Markus Pössel vom Max-Planck-Institut für Astronomie in Heidelberg findet Schatten ebenfalls „spannend“. So hätten Astronomen die allermeisten der mehr als 3700 Exoplaneten – also Planeten außerhalb unseres Sonnensystems – durch die Transitmethode entdeckt. Dabei verdecken die fernen Welten ihren eigenen Stern. Auch die dunklen Asteroiden, die durch das Sonnensystem reisen, würden oft erst sichtbar, wenn sie Sterne verdecken: „Sternebedeckungen sind nach wie vor wichtig, um die Bahnelemente der Asteroiden genau zu bestimmen.“

Wer ist die Schönste im ganzen Sonnensystem?

Eine Reise an andere Orte des Sonnensystems – nur der Schönheit der Finsternisse wegen – würde sich übrigens kaum lohnen, da sind sich beide Wissenschaftler einig. Für Pössel gibt es die „schönsten Sonnenfinsternisse“ hier auf der Erde. Mond und Sonne erscheinen groß und ungefähr gleich am irdischen Firmament. „Ein großes Glück“, nennt Pössel das, denn nur deshalb sehen wir bei einer totalen Sonnenfinsternis die Korona. Dieser Anblick unseres Zentralgestirns, auf den Europäer noch bis 2081 warten müssen, ist im Sonnensystem einmalig.

Eine ähnlich eindrucksvolle totale Mondfinsternis wie am Freitag werde es hierzulande erst wieder im Jahr 2028 geben. Eine Beobachtung des Spektakels lohne sich in jedem Fall und man solle sich am besten eine Anhöhe dafür suchen, rät Sohl. „Das Ganze spielt sich ziemlich in Horizontnähe ab.“ Für Berliner biete sich die Archenholdt-Sternwarte im Treptower Park an, wo das längste bewegliche Fernrohr der Welt steht.

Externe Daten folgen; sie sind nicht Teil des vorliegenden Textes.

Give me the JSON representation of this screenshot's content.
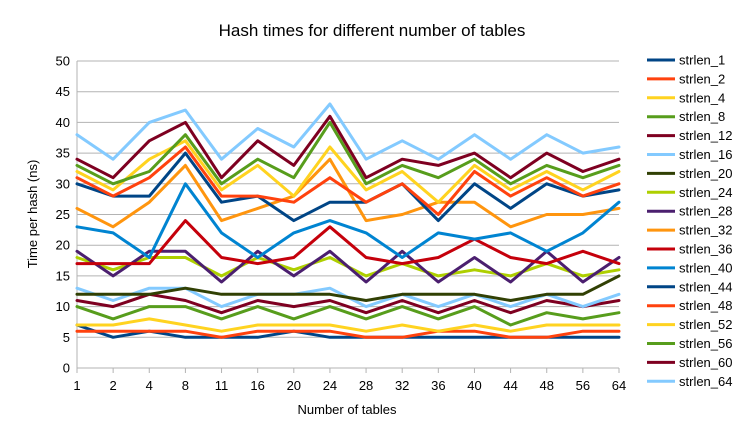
{
  "chart_data": {
    "type": "line",
    "title": "Hash times for different number of tables",
    "xlabel": "Number of tables",
    "ylabel": "Time per hash (ns)",
    "categories": [
      "1",
      "2",
      "4",
      "8",
      "11",
      "16",
      "20",
      "24",
      "28",
      "32",
      "36",
      "40",
      "44",
      "48",
      "56",
      "64"
    ],
    "ylim": [
      0,
      50
    ],
    "yticks": [
      0,
      5,
      10,
      15,
      20,
      25,
      30,
      35,
      40,
      45,
      50
    ],
    "grid": true,
    "legend_position": "right",
    "series": [
      {
        "name": "strlen_1",
        "color": "#004586",
        "values": [
          7,
          5,
          6,
          5,
          5,
          5,
          6,
          5,
          5,
          5,
          5,
          5,
          5,
          5,
          5,
          5
        ]
      },
      {
        "name": "strlen_2",
        "color": "#ff420e",
        "values": [
          6,
          6,
          6,
          6,
          5,
          6,
          6,
          6,
          5,
          5,
          6,
          6,
          5,
          5,
          6,
          6
        ]
      },
      {
        "name": "strlen_4",
        "color": "#ffd320",
        "values": [
          7,
          7,
          8,
          7,
          6,
          7,
          7,
          7,
          6,
          7,
          6,
          7,
          6,
          7,
          7,
          7
        ]
      },
      {
        "name": "strlen_8",
        "color": "#579d1c",
        "values": [
          10,
          8,
          10,
          10,
          8,
          10,
          8,
          10,
          8,
          10,
          8,
          10,
          7,
          9,
          8,
          9
        ]
      },
      {
        "name": "strlen_12",
        "color": "#7e0021",
        "values": [
          11,
          10,
          12,
          11,
          9,
          11,
          10,
          11,
          9,
          11,
          9,
          11,
          9,
          11,
          10,
          11
        ]
      },
      {
        "name": "strlen_16",
        "color": "#83caff",
        "values": [
          13,
          11,
          13,
          13,
          10,
          12,
          12,
          13,
          10,
          12,
          10,
          12,
          10,
          12,
          10,
          12
        ]
      },
      {
        "name": "strlen_20",
        "color": "#314004",
        "values": [
          12,
          12,
          12,
          13,
          12,
          12,
          12,
          12,
          11,
          12,
          12,
          12,
          11,
          12,
          12,
          15
        ]
      },
      {
        "name": "strlen_24",
        "color": "#aecf00",
        "values": [
          18,
          16,
          18,
          18,
          15,
          18,
          16,
          18,
          15,
          17,
          15,
          16,
          15,
          17,
          15,
          16
        ]
      },
      {
        "name": "strlen_28",
        "color": "#4b1f6f",
        "values": [
          19,
          15,
          19,
          19,
          14,
          19,
          15,
          19,
          14,
          19,
          14,
          18,
          14,
          19,
          14,
          18
        ]
      },
      {
        "name": "strlen_32",
        "color": "#ff950e",
        "values": [
          26,
          23,
          27,
          33,
          24,
          26,
          28,
          34,
          24,
          25,
          27,
          27,
          23,
          25,
          25,
          26
        ]
      },
      {
        "name": "strlen_36",
        "color": "#c5000b",
        "values": [
          17,
          17,
          17,
          24,
          18,
          17,
          18,
          23,
          18,
          17,
          18,
          21,
          18,
          17,
          19,
          17
        ]
      },
      {
        "name": "strlen_40",
        "color": "#0084d1",
        "values": [
          23,
          22,
          18,
          30,
          22,
          18,
          22,
          24,
          22,
          18,
          22,
          21,
          22,
          19,
          22,
          27
        ]
      },
      {
        "name": "strlen_44",
        "color": "#004586",
        "values": [
          30,
          28,
          28,
          35,
          27,
          28,
          24,
          27,
          27,
          30,
          24,
          30,
          26,
          30,
          28,
          29
        ]
      },
      {
        "name": "strlen_48",
        "color": "#ff420e",
        "values": [
          31,
          28,
          31,
          36,
          28,
          28,
          27,
          31,
          27,
          30,
          25,
          32,
          28,
          31,
          28,
          30
        ]
      },
      {
        "name": "strlen_52",
        "color": "#ffd320",
        "values": [
          32,
          29,
          34,
          37,
          29,
          33,
          28,
          36,
          29,
          32,
          27,
          33,
          29,
          32,
          29,
          32
        ]
      },
      {
        "name": "strlen_56",
        "color": "#579d1c",
        "values": [
          33,
          30,
          32,
          38,
          30,
          34,
          31,
          40,
          30,
          33,
          31,
          34,
          30,
          33,
          31,
          33
        ]
      },
      {
        "name": "strlen_60",
        "color": "#7e0021",
        "values": [
          34,
          31,
          37,
          40,
          31,
          37,
          33,
          41,
          31,
          34,
          33,
          35,
          31,
          35,
          32,
          34
        ]
      },
      {
        "name": "strlen_64",
        "color": "#83caff",
        "values": [
          38,
          34,
          40,
          42,
          34,
          39,
          36,
          43,
          34,
          37,
          34,
          38,
          34,
          38,
          35,
          36
        ]
      }
    ]
  }
}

Die „Himmelskanone“ werde zwar vorgeführt, sagt Fanny Heidenreich von der Stiftung Planetarium Berlin, aber für die Beobachtung von Mond und Mars sind „die Bäume im Park zu hoch“. Die Sternwarten und Planetarien laden zur „Langen Nacht der Astronomie“ ein und zeigen neben dem Mond auch Venus, Jupiter, Saturn, die Internationale Raumstation und am Nachmittag die Sonnenflecken.

Für die totale Mondfinsternis sei das aber nicht unbedingt nötig, sagt Sohl. Auch mit einem Feldstecher oder dem bloße Auge betrachtet sei das Naturereignis „einfach faszinierend“.